В это же самое время воевал с тьмой Сет, кусая ее крокодильими зубами, но не чувствуя ее на языке. Воды вечной реки казались плотными и горячими, он упирался ногами в ил, скользил, но неумолимо двигался назад. Он уже не чувствовал плеча Осириса, стоявшего рядом с ним, только всепоглощающая ярость удерживала его на ногах и заставляла грызть и рвать. Тьма говорила и с ним тоже, и Сету казалось, что он уже слышал этот голос, но припомнить, где именно, не удавалось. Вгрызаясь во тьму, Сет думал о том, что сейчас пригодился бы Анубис, помнящий абсолютно все звуки и запахи, которые ему довелось услышать в своей жизни. Но Анубиса не было, и ярость от этого придавала ему сил. Осирис тяжело вздохнул неподалеку, послышался всплеск от его падения в воду, и Сет рванулся вперед, пытаясь нащупать тело брата, и не находя его. Река, тьма – все перемешалось в его сознании, и он не мог понять уже, где стоит, и в чем стоит, и сколько прошло времени. Вдалеке загорелись огни. Он подумал, что это Исида и Нефтида несут факелы, чтобы помочь разогнать тьму. Но чернота вокруг него смеялась, и он понял, что это не так. Сет отступал, не зная, куда, пока не уперся спиной в горячий потрескавшийся камень.
Один воевал с тьмой по-своему. Вороны его не вернулись из полета, или он просто перестал видеть их, но судьба их волновала его меньше всего. Локи швырнул во тьму огненный шар, и тьма поглотила его. Один отвел копье в сторону, готовясь ударить.
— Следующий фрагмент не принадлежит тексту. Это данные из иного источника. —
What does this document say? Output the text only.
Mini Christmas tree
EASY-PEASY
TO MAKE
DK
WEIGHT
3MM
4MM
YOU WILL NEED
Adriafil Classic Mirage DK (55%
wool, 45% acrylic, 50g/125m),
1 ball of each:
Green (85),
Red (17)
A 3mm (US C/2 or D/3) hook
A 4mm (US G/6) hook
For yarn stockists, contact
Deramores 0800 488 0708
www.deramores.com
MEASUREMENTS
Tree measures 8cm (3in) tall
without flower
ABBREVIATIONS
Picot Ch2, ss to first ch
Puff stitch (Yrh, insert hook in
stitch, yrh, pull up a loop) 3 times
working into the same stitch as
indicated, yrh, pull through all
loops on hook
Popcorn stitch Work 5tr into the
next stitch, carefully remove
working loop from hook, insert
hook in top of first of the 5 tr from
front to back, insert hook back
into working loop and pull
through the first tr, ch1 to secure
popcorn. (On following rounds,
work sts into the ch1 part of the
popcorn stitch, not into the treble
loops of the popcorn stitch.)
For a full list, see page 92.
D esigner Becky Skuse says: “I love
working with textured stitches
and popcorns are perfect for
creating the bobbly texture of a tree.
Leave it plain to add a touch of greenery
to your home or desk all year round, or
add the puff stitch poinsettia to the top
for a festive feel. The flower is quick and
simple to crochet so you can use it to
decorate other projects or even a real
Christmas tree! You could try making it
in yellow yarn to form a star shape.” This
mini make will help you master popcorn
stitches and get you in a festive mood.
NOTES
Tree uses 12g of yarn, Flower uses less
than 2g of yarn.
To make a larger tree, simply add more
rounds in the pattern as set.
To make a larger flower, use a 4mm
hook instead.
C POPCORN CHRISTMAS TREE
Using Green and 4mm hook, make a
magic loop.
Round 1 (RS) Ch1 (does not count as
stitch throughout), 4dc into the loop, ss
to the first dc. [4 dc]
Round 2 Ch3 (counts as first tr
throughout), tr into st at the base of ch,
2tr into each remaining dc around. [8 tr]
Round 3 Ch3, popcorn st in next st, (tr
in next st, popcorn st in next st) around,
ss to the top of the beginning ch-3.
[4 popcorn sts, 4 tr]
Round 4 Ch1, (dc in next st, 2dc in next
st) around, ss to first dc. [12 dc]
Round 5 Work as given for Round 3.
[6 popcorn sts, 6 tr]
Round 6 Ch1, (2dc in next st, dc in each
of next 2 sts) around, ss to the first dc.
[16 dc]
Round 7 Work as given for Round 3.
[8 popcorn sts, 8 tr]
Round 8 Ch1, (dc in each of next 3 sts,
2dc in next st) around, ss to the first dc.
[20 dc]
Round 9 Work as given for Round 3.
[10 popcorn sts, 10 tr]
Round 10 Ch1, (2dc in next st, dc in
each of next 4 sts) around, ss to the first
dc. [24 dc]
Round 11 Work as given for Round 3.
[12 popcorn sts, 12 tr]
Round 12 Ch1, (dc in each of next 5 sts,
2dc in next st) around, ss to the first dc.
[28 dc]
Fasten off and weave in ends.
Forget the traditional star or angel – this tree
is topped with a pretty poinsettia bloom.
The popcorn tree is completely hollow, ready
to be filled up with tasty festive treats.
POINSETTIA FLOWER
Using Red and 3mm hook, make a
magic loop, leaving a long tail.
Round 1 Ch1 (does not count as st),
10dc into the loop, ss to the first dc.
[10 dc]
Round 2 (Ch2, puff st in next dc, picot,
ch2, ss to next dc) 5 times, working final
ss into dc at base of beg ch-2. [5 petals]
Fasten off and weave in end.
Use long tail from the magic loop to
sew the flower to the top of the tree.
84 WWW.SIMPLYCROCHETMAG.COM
- Ты знаешь, что я хочу сказать тебе, братец, - сказал рыжий демиург, прижимаясь к побратиму плечом, мокрым от пота.
- Жалеешь, что вывернулся и прибежал сюда? – Один усмехнулся половиной рта, внимательно следя за передвижениями тьмы.
- Да, наверху я был бы в полнейшей безопасности, это точно. Младший с этой штукой управляется получше нас.
Один усмехнулся снова и бросил взгляд на небеса. Еще видно было, как плывет в вышине белоснежное облако, скрывающее от взгляда плавучую крепость с прекрасными садами и озерами. Только вот все ли там так спокойно и просто, как говорит Локи? Не пожрано ли королевство тьмой? И, если да, не лучший ли это стимул покончить со всем поскорее, и увидеть своими глазами? Копье прорезало тьму, не причинив ей особого вреда, но и не исчезнув в ней. Не последовало снисходительного смешка. Значит, он будет колоть и колоть, пока тьма не отступит. Локи сотворил еще несколько огненных шаров лишь для того, чтобы убедиться, что они окружены, и нет ничего вокруг, кроме тьмы. И маленького окошка в небо, через которое все еще видно…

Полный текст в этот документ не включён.